General Mills, which holds the US licence for Yoplait, is likely to be a front-runner in the race for PAI’s stake. The US yoghurt market remains relatively under-developed, certainly when compared to markets in Europe and General Mills’ stewardship of the brand across the Atlantic should put it in pole position. Indeed, reports in the UK have linked General Mills to buying the business.

However, General Mills and Sodima, the licencing arm of Sodiaal, are locked in discussions over the future of the US licence for Yoplait. According to General Mills, Sodima wants to terminate the licencing deal; the US food giant has argued that the agreement stipulates that only it can end the partnership. General Mills has filed for arbitration on the issue and talks are “ongoing”. The outcome of those discussions will have a big bearing on the future of Yoplait and the likes of Nestle and Arla Foods, said to be some of the potential suitors for the yoghurt maker, will be watching with interest.

This morning, we also saw a significant piece of potential M&A in the retail sector.
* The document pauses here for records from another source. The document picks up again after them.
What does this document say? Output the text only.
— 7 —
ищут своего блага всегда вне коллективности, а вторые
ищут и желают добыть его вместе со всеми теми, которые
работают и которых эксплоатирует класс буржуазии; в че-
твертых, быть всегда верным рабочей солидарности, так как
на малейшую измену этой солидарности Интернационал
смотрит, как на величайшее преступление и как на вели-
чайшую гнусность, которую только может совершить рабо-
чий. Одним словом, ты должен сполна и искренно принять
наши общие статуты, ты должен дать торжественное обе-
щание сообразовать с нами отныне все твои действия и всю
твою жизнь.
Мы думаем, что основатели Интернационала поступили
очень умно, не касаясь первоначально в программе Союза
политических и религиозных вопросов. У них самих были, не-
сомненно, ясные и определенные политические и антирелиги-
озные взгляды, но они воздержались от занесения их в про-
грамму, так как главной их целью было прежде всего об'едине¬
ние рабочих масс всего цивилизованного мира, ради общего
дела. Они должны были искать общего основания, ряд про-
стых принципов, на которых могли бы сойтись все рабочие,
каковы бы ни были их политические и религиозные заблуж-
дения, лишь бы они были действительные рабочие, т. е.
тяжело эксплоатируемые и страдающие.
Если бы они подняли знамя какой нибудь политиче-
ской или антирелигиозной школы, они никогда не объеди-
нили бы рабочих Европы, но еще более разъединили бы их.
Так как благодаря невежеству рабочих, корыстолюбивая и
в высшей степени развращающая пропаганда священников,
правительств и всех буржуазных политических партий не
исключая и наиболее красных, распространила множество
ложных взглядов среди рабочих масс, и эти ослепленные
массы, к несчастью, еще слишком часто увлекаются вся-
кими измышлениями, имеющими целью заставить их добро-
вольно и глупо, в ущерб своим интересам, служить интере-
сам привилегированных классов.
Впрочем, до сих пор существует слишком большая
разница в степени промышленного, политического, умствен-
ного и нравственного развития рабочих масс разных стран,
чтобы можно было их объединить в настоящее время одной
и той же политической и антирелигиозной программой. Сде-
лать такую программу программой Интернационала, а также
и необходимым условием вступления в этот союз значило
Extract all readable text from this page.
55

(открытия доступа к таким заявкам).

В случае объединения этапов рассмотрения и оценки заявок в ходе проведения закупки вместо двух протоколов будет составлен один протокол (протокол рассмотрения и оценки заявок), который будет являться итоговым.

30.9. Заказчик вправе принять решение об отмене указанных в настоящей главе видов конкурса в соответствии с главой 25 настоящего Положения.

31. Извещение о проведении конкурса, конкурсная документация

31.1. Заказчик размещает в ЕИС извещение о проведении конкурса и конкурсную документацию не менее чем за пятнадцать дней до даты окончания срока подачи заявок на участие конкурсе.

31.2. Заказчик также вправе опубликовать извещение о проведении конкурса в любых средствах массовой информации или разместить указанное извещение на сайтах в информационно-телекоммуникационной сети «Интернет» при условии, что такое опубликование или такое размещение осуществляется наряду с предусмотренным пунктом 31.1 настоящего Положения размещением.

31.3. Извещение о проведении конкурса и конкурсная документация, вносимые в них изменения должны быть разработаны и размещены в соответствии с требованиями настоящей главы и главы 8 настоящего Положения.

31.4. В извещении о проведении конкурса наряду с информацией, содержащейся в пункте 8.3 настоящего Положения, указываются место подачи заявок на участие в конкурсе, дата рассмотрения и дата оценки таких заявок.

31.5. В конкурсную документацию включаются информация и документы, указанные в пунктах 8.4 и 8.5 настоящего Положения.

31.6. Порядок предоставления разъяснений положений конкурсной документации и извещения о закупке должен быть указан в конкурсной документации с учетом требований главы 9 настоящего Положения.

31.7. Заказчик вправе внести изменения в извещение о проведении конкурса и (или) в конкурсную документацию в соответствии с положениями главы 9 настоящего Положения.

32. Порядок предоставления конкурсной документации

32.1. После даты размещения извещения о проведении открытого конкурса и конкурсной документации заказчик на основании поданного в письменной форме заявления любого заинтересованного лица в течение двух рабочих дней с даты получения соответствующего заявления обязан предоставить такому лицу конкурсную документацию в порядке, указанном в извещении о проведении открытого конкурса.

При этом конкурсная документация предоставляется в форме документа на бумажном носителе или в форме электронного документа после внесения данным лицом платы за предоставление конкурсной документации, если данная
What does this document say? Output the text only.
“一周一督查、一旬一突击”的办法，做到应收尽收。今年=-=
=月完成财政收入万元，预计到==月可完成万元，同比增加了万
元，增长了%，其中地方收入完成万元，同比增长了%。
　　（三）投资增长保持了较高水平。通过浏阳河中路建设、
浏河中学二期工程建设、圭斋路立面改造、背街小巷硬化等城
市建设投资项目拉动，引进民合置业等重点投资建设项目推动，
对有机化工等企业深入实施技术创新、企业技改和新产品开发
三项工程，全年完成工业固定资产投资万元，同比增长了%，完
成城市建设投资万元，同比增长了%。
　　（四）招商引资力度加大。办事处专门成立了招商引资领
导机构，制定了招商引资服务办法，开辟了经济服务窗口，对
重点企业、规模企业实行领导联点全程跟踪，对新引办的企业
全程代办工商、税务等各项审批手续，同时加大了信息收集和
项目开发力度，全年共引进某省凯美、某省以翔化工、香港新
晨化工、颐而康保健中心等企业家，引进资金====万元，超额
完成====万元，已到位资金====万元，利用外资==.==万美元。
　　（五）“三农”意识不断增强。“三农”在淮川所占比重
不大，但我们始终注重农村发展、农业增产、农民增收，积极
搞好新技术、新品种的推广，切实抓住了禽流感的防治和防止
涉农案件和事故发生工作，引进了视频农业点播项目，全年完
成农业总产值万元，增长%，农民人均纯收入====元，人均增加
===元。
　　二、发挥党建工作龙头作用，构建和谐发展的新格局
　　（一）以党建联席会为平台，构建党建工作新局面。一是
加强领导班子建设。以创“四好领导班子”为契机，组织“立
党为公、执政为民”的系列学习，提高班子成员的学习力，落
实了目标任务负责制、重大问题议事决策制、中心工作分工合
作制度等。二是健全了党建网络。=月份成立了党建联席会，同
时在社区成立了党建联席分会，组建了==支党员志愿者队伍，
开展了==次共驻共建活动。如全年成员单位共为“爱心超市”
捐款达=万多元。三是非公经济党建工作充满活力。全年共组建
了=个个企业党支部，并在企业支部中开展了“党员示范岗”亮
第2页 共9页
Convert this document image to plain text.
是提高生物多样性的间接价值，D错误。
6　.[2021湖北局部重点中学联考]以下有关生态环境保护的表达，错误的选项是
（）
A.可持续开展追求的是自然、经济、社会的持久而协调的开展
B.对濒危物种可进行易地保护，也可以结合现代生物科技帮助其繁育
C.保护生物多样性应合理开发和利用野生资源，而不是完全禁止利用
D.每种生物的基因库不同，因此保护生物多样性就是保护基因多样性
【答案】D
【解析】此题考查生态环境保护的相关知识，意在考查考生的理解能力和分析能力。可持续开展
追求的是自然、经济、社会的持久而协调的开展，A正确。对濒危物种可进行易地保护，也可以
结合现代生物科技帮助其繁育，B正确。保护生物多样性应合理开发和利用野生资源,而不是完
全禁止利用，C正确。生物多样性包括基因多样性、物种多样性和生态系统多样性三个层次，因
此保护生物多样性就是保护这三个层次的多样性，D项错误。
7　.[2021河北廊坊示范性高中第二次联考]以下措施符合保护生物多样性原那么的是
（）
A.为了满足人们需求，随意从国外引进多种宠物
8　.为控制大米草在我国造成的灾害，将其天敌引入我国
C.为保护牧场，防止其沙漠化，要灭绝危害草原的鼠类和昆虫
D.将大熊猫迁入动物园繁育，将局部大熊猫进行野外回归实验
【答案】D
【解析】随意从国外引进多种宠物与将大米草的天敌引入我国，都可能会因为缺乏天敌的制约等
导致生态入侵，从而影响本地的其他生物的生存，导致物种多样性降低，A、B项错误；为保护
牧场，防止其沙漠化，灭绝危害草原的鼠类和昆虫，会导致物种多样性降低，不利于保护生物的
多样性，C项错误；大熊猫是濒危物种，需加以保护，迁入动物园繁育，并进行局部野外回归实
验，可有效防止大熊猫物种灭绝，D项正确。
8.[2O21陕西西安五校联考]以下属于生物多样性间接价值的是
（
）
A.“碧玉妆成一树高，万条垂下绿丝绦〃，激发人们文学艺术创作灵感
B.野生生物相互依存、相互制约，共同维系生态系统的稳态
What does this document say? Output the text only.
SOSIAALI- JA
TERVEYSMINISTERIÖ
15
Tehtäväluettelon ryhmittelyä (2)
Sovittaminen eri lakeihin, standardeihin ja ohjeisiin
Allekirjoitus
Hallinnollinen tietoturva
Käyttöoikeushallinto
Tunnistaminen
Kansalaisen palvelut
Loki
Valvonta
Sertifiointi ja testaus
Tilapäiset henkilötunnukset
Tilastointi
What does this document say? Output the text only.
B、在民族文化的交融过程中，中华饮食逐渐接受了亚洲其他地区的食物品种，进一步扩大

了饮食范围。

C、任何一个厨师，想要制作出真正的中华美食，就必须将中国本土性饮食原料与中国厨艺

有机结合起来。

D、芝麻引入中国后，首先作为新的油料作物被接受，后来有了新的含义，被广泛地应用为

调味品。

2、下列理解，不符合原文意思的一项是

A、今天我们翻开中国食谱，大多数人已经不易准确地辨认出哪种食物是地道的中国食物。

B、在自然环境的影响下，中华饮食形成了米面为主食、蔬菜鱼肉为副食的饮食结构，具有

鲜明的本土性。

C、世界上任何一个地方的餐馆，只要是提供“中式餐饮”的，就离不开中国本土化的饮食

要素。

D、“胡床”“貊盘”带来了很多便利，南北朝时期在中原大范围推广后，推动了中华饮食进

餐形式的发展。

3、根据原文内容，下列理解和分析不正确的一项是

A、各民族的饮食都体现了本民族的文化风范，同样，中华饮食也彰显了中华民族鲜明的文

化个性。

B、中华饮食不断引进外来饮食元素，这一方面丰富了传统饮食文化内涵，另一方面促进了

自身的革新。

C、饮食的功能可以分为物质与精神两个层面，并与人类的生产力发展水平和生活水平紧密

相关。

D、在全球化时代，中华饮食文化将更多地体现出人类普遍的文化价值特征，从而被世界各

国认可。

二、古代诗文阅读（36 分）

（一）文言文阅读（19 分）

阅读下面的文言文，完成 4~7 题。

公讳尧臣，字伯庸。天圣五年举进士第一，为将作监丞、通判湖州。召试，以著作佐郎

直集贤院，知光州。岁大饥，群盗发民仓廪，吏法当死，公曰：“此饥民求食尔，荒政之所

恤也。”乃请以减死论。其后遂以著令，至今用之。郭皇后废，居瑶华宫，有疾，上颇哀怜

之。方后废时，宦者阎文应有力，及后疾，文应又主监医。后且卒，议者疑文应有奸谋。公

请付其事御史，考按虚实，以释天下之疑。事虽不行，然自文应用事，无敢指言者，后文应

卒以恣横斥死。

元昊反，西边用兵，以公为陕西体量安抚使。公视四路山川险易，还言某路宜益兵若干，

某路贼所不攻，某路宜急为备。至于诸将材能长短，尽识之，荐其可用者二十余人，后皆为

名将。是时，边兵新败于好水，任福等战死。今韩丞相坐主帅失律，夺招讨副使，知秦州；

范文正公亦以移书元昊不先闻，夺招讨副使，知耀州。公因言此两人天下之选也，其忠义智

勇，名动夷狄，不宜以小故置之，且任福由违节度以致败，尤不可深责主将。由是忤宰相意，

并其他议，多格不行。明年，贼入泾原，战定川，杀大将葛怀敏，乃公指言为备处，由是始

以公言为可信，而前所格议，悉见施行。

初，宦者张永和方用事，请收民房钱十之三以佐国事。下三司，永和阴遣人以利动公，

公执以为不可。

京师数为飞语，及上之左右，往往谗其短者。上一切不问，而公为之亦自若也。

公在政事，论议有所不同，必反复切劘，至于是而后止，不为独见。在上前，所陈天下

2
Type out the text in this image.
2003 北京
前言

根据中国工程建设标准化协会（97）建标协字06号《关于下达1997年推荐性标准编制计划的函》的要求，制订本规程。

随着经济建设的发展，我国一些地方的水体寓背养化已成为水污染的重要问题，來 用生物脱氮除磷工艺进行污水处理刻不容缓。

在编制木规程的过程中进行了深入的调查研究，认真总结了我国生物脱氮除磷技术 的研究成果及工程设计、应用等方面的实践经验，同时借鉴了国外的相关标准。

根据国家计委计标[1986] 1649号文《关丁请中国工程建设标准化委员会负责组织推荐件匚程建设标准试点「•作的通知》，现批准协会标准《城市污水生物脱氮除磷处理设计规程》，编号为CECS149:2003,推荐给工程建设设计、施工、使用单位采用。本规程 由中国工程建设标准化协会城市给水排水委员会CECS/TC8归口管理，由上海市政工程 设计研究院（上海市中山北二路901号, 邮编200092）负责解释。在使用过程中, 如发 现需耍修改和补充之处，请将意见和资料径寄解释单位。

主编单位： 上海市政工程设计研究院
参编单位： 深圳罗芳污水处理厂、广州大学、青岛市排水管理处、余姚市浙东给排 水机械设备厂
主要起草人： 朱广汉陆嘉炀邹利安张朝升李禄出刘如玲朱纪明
Wal-Mart has made a preliminary offer to buy South African retailer Massmart Holdings.

Massmart has nine chains across Africa, with the bulk of its stores in South Africa and sells grocery and non-food, including general merchandise and home improvement products. It has long been linked to Wal-Mart, the world’s largest retailer.

Andy Bond, the former boss of Asda, Wal-Mart’s UK arm and now in charge of the retail giant’s business in the UK and Africa, said South Africa was a “compelling growth opportunity” for the business.

The potential transaction is sure to be closely watched by trade unions in South Africa. Massmart cut over 1,000 jobs in June and one union reportedly accused the business of preparing the ground for a deal with Wal-Mart. With another South African retailer, Pick n Pay, seeing strike action from its staff last week, Massmart could face the threat of industrial action in the wake of today’s announcement.